North Korea executed its defense chief for treason late last month with an anti-aircraft machine gun, Seoul’s National Intelligence Service said Wednesday.
The killing of Hyon Yong-chol, minister of the People’s Armed Forces, took place around April 30 at the Kangkon Military Academy in Pyongyang with hundreds in attendance, the agency told lawmakers at a closed-door parliamentary briefing.
Hyon Yong-chol gave a speech in Moscow, Russia, not too long ago at the 4th Moscow International Security Council held April 16. (Yonhap) |
He was charged with treason after dozing off at a military rally on April 24-25, “talking back” to the young ruler and failing to follow and complaining about his instructions, said Reps. Lee Cheol-woo and Shin Kyoung-min, members of the National Assembly’s intelligence committee, after the session.
Hyon, who was promoted to the rank of vice marshal in 2012, is the latest victim in an ongoing string of slayings Kim has been engaging in to cement his power, according to the NIS. The military leader appears to be the highest executive to be executed since Jang Song-thaek, was killed in December 2013. Jang was Kim’s uncle and vice chairman of the powerful National Defense Commission, and was once dubbed the country’s second most influential man.
“Unlike previous purges such as of Jang and former military Gen. Staff Chief Ri Yong-ho, Hyon’s execution was swiftly carried out, within three days after his arrest, without the party politburo’s decision-making process or a trial,”the NIS was quoted as saying by lawmakers, adding that details of the reason behind the purge need further confirmation.

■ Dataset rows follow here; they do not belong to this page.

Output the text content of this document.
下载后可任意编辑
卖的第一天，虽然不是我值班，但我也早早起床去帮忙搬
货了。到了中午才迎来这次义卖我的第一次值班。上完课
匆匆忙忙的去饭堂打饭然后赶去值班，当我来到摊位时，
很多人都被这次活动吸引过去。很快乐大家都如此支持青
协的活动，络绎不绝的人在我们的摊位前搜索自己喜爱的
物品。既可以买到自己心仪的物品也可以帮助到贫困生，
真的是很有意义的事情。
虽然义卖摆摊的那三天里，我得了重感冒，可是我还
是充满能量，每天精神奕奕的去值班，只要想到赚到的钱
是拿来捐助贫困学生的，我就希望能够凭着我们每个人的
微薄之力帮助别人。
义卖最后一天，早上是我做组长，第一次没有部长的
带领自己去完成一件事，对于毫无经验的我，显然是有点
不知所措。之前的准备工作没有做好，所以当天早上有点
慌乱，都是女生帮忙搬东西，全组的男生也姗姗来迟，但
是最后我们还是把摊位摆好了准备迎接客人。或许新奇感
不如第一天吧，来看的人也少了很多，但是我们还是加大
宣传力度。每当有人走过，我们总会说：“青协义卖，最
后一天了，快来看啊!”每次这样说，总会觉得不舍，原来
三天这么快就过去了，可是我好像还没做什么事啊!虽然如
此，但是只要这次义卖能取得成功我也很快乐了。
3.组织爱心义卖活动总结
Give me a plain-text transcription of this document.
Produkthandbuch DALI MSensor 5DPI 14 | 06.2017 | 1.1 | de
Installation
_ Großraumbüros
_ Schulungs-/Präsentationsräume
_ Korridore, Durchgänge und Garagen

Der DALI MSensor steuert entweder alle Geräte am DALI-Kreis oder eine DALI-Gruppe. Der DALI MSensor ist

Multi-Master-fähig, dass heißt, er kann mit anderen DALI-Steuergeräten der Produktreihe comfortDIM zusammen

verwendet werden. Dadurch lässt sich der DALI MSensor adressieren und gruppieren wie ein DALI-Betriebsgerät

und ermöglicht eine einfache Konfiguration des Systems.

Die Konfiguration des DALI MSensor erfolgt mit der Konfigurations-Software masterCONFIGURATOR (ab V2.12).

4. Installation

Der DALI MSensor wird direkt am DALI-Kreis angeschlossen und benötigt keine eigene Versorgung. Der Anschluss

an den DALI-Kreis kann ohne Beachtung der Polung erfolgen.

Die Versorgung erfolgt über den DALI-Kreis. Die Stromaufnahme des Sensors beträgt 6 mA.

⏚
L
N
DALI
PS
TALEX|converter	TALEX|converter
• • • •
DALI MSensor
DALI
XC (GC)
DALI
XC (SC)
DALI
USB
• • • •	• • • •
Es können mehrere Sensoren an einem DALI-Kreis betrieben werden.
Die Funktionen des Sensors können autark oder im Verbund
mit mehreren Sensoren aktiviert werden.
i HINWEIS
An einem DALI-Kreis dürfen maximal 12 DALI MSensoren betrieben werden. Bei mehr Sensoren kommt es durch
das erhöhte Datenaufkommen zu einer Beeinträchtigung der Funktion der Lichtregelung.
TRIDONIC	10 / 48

Yet the agency dismissed as “groundless” a recent news report that Kim Kyong-hui, Jang’s widow, was poisoned to death a year ago. Speculation persists over her whereabouts, as she has made few public appearances since her husband’s death, and is known to have been receiving treatment for an illness in Singapore and elsewhere.

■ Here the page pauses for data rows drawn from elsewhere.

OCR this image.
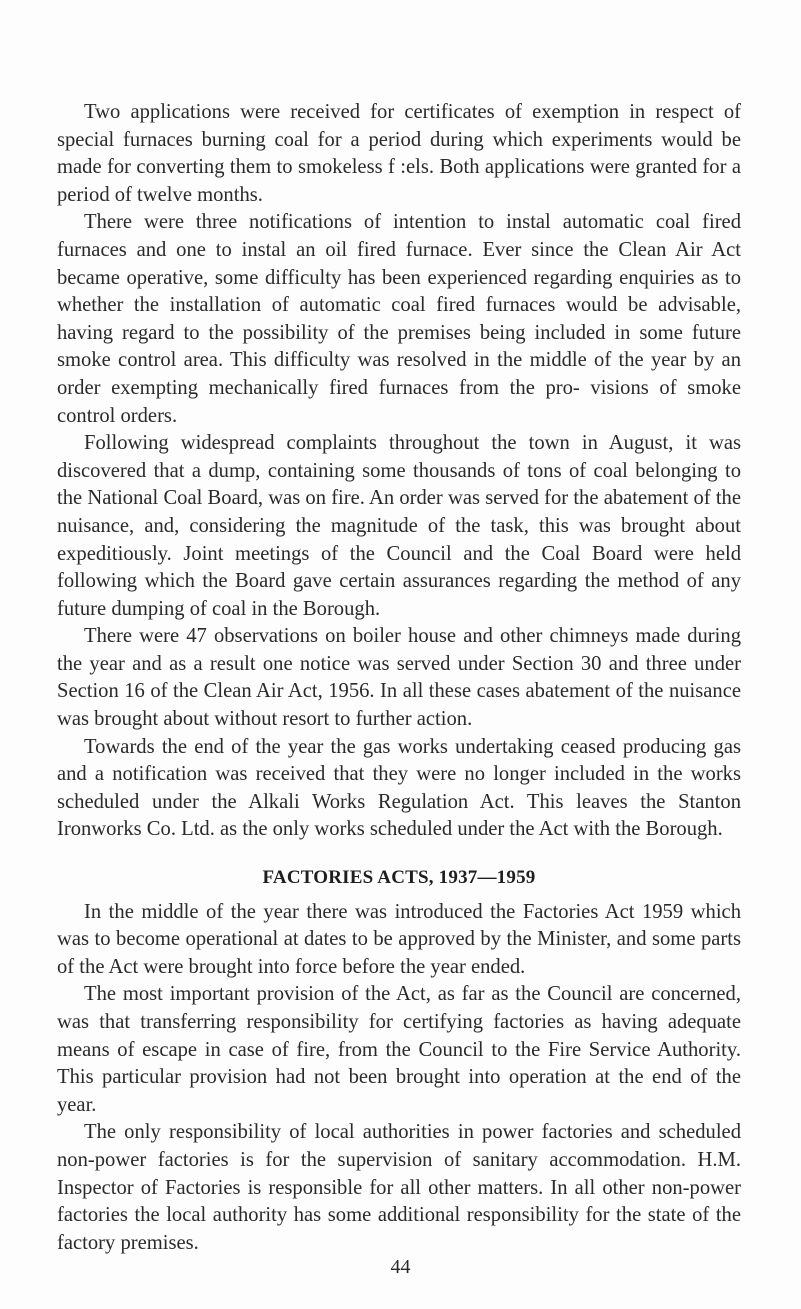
Two applications were received for certificates of exemption in respect of special furnaces burning coal for a period during which experiments would be made for converting them to smokeless f :els. Both applications were granted for a period of twelve months.

There were three notifications of intention to instal automatic coal fired furnaces and one to instal an oil fired furnace. Ever since the Clean Air Act became operative, some difficulty has been experienced regarding enquiries as to whether the installation of automatic coal fired furnaces would be advisable, having regard to the possibility of the premises being included in some future smoke control area. This difficulty was resolved in the middle of the year by an order exempting mechanically fired furnaces from the pro- visions of smoke control orders.

Following widespread complaints throughout the town in August, it was discovered that a dump, containing some thousands of tons of coal belonging to the National Coal Board, was on fire. An order was served for the abatement of the nuisance, and, considering the magnitude of the task, this was brought about expeditiously. Joint meetings of the Council and the Coal Board were held following which the Board gave certain assurances regarding the method of any future dumping of coal in the Borough.

There were 47 observations on boiler house and other chimneys made during the year and as a result one notice was served under Section 30 and three under Section 16 of the Clean Air Act, 1956. In all these cases abatement of the nuisance was brought about without resort to further action.

Towards the end of the year the gas works undertaking ceased producing gas and a notification was received that they were no longer included in the works scheduled under the Alkali Works Regulation Act. This leaves the Stanton Ironworks Co. Ltd. as the only works scheduled under the Act with the Borough.

FACTORIES ACTS, 1937—1959

In the middle of the year there was introduced the Factories Act 1959 which was to become operational at dates to be approved by the Minister, and some parts of the Act were brought into force before the year ended.

The most important provision of the Act, as far as the Council are concerned, was that transferring responsibility for certifying factories as having adequate means of escape in case of fire, from the Council to the Fire Service Authority. This particular provision had not been brought into operation at the end of the year.

The only responsibility of local authorities in power factories and scheduled non-power factories is for the supervision of sanitary accommodation. H.M. Inspector of Factories is responsible for all other matters. In all other non-power factories the local authority has some additional responsibility for the state of the factory premises.

44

Pyongyang has also killed other military and party aides over the past six months, the NIS noted, including Ma Won-chun, a senior NDC official; Gen. Pyon In-son, head of operations in the Korean People’s Army; and Han Kwang-sang, a director of the finance department at the ruling Korean Workers‘ Party.
They are three of the at least 15 senior officials who the agency said late last month were executed this year, in addition to the confirmed 41 cases last year. The list includes a vice forestry minister accused of complaining about reforestation policy and four artists of the Unhasu orchestra, a top music company in the North, who were caught up in a sex scandal.